Обычно меня провожали с Казанского вокзала, а иногда, если я настроился прибыть сперва к матери через Керчь, с Курского. Это тоже целая повесть: кто и когда подтаскивал мои тяжелые сумки с книгами, приходил к вагону с подарком в дорогу. В советские годы поезда мои тянулись в южную сторону по рязанской, воронежской ветке, потом некоторые переправили по рельсам через Тулу, Орел, Харьков, и я любил иногда устремиться на Керчь и оттуда переплывать на пароме через пролив на кубанский берег (чуть вкось от Тамани), торопиться на машине мимо станиц Запорожской и Фонталовской в Пересыпь к матери. Не казалось тогда роскошью то, что я свободно проезжаю Украину, в Керчи на границе не придирались таможенники (о Боже, даже судорожно писать о том скверном расколе, который сотворили нелюди). Помню особенно ясно (и теперь особенно горько) мое возвращение через Керчь за пять лет до проклятого переворота. Ехал в купе один и вволю курил. В тот месяц я две недели обитал в гостинице «Центральная» (бывшей «Астории»), черкал напоследок рукопись романа «Наш маленький Париж», что-то сокращал, подклеивал кусочки (где мои записи в блокноте — не знаю). Никогда не проводил в Москве время так туземно, неторопливо, выходил только в бывший Елисеевский магазин да раза два в гости в Лаврушенский переулок, а перед отъездом побывал в музее-квартире Аполлинария Васнецова, преклонил там душу к кондовой матушке-Москве. Грустным пришел я вечером к другу «в Лаврушку». С ним пировал я в Коктебеле каждую весну.

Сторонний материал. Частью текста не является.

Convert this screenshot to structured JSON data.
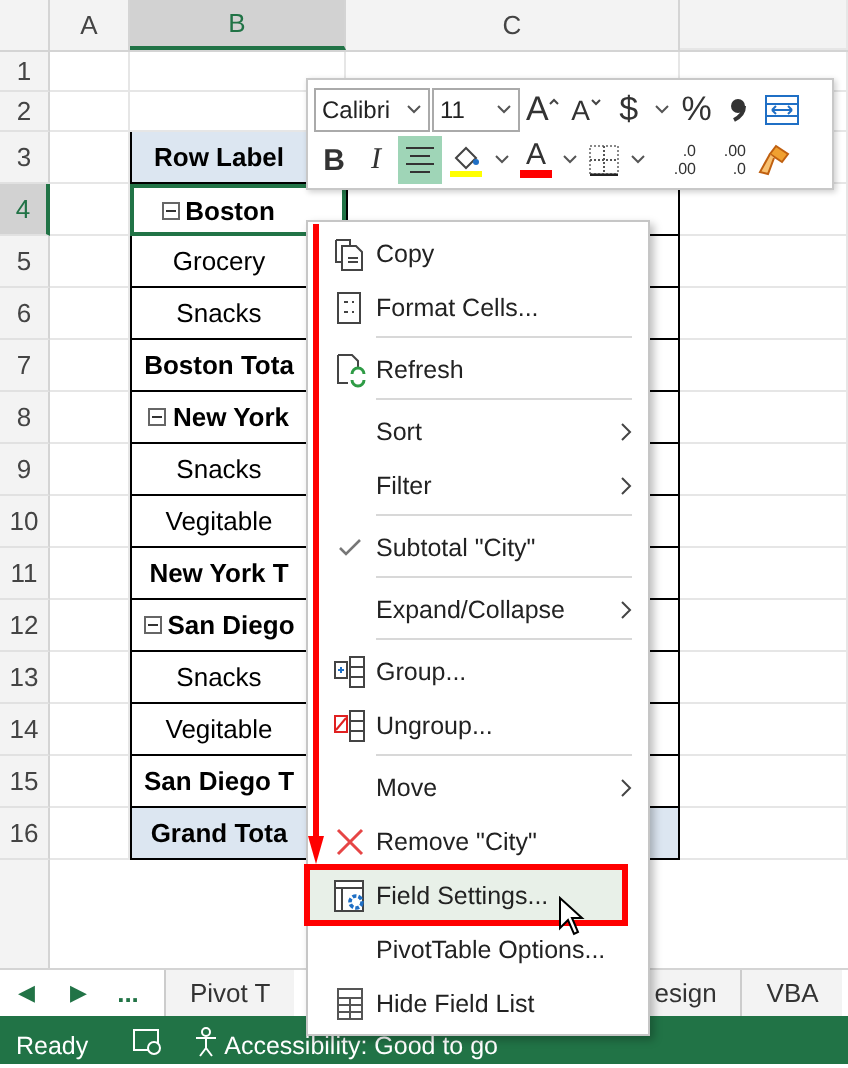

— Я читал, — говорю ему плаксиво, — письмо Васнецова о храме Христа Спасителя. Как он умолял не трогать его! И какая русская квартира. Такая тихая, тихая Русь в ней. Неужели это было? — думаешь. ― Зачем это исчезло? С фотографий смотрят другие русские люди. Мы их уже не чувствуем. Я и умилялся, и страдал.

— Да! — со вздохом соглашался друг. — Русского в нас все меньше. А зайди в бывшие палаты бояр Романовых.

— Уже был. В Зарядье, тоже бывшем.

— Мы все стали бывшими русскими.

— И не тужим.

— Да что там! Мы уже и не чувствуем давнего родства. И не нуждаемся. Живем, коптим в интернационализме.

— Я сколько лет приезжаю, а у Васнецовых не был. И в палатах. Рядом с гостиницей. Туда-назад ходишь, а все некогда вроде. А зашел недавно и... словно умер там: ветхая, забытая жизнь.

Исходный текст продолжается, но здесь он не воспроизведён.